DEN HAAG - “Europese integratie valt niet meer terug te draaien. Nederland is gebaat bij een verenigd Europa en moet zich voluit inzetten voor verdere integratie om ook op langere termijn optimaal van Europa te blijven profiteren”. Met deze woorden opende Bob van den Bos, oud lid van de Eerste en Tweede Kamer en van het Europees Parlement voor D66 op 20 mei het debat tussen Nederlandse kandidaten voor het Europees Parlement (EP). Dit debat is georganiseerd door de Nationale Havenraad. Het debat vond plaats op de tweede Europese maritieme dag. Tevens is het jaarverslag 2008 van de Nationale Havenraad gepubliceerd.

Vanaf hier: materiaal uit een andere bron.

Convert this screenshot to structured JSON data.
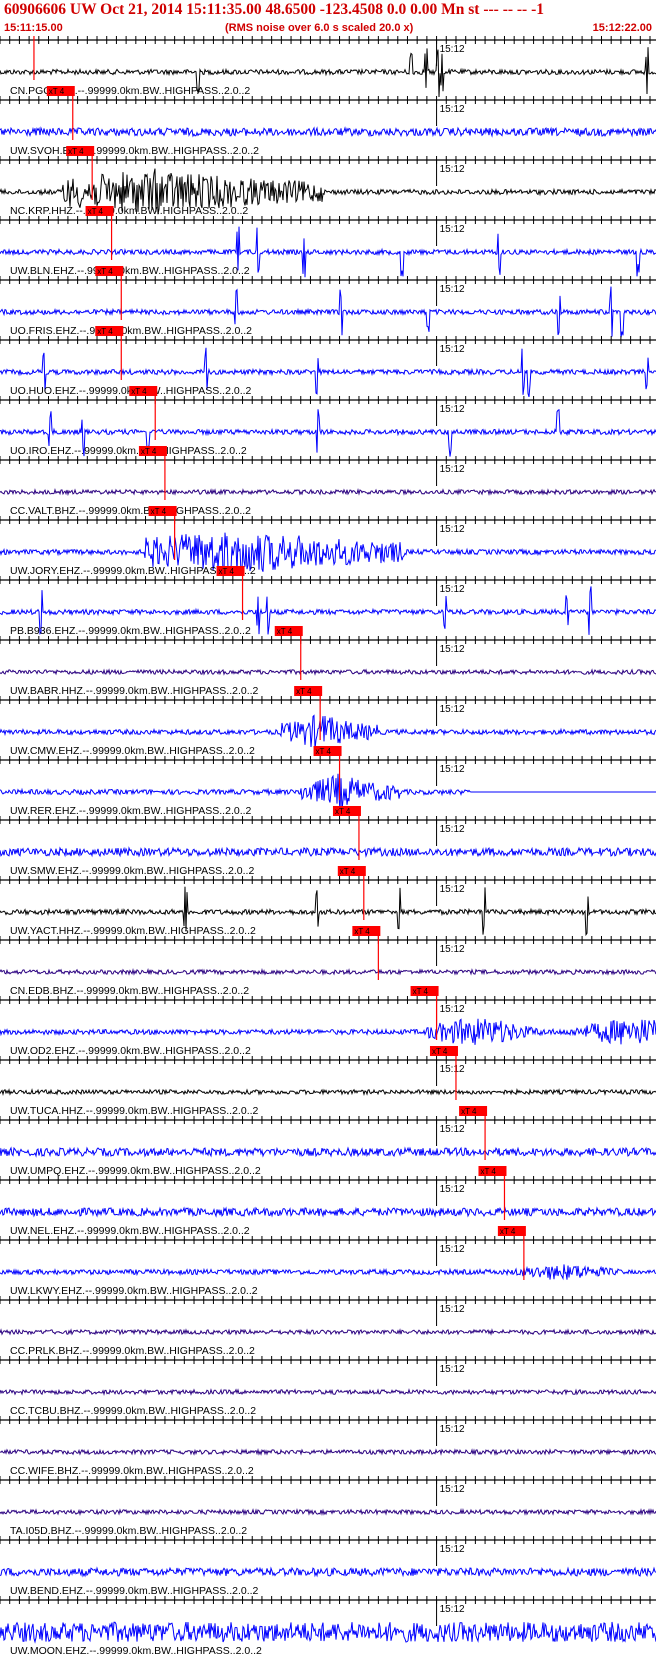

Aan het debat namen Corien Wortmann (CDA), Jan Cremers (PvdA), Jeanine Hennis (VVD), Peter van Dalen (CU), Niels van den Berge (GL) en Marietje Schaake (D66) deel. Zij waren allemaal voor heldere richtsnoeren voor staatssteun aan zeehavens. Er was ook veel steun voor een TEN-T beleid, gericht op verbinding van sterke economische clusters. Dus geen opgelegde verplaatsing van havenactiviteiten van noordwest Europa naar het Middellandse zeegebied. Juist in deze tijd van economische depressie heeft de transportsector veel van Europa te verwachten, aldus de kandidaten. Minder eenstemmigheid was er op het gebied van verduurzaming van het goederenvervoer en de instrumenten om dit doel te bereiken.
Jaarverslag
Volgens W.T. van Gelder, voorzitter van de Nationale Havenraad, wordt het economische belang van de Nederlandse zeehavens en het logistieke netwerk daaromheen nog onvoldoende erkend in Nederland. Zo schrijft hij in zijn voorwoord van het jaarverslag. “Anders is niet te verklaren waarom procedures rond verbetering en uitbreiding van zeehavens en havenrelevante infrastructuur, alsmede intensivering van het gebruik van bestaande capaciteit zo moeizaam verlopen”. In 2008 is het thema duurzaamheid regelmatig aan de orde geweest. Volgens Van Gelder kunnen zeehavens, de daaraan gerelateerde transportsector en andere havengebruikers wel een steentje bijdragen aan het zuinig omgaan met beperkte voorraden, het terugdringen van schadelijke effecten en de ontwikkeling van alternatieven.
Europarlementariërs
Vier van de zes Europarlementariërs die aanwezig waren op het debat van 20 mei, komen aan het woord in het jaarverslag. Zo hebben de zeehavens volgens Corien Wortmann al jaren terecht een prominente plek op de Europese agenda. Maar liefst zeventig procent van de Nederlandse economie wordt bepaald door import en export. Zeehavens spelen daarin een cruciale rol en fungeren als motor voor werkgelegenheid, innovatie en duurzaamheid. In 2008 is het nieuwe Europese zeehavenbeleid besproken in het EP. Namens het CDA was Wortmann hiervoor woordvoerder. Volgens haar kan er veel worden bereikt met stroomlijning van de huidige milieuregels. “Er is teveel onduidelijke of zelfs tegenstrijdige milieuwetgeving. Dit zorgt voor onnodige vertraging voor projecten in de havens. Europese richtsnoeren moeten daar snel duidelijkheid in geven (...) Het CDA vindt dat het level playing field voor zeehavens moet worden gegarandeerd”. Ook het verbeteren van de achterlandverbindingen op korte termijn vindt het CDA van groot belang. De bereikbaarheid van de zeehavens bepaalt mede de concurrentiepositie van de havens en Nederland. Wortmann: “Zeker voor de binnenvaart en shortsea shipping liggen hier nog vele kansen. Komend jaar zal het Trans Europese Transportnetwerk worden herzien. Zeehavens en hun achterlandverbindingen moeten wat betreft het CDA een centrale rol krijgen in deze herziening”.
Stilzitten
Volgens Jeanine Hennis-Plasschaert van de VVD is stilzitten geen optie. “Als we onze concurrentiepositie willen behouden en de verwachte groei goed willen opvangen, moeten we nu inzetten op sterke en efficiënte havens”. De Europarlementariër is van mening dat er aanzienlijke verbeteringen mogelijk zijn als het gaat om de achterlandverbindingen. “Het moet echter wel duidelijk zijn dat de EC niet over een bos met toverstokken beschikt. EU-lidstaten zullen er dan ook alles aan moeten doen om nut en noodzaak van goede achterlandverbindingen hoog op de nationale politieke agenda te zetten”.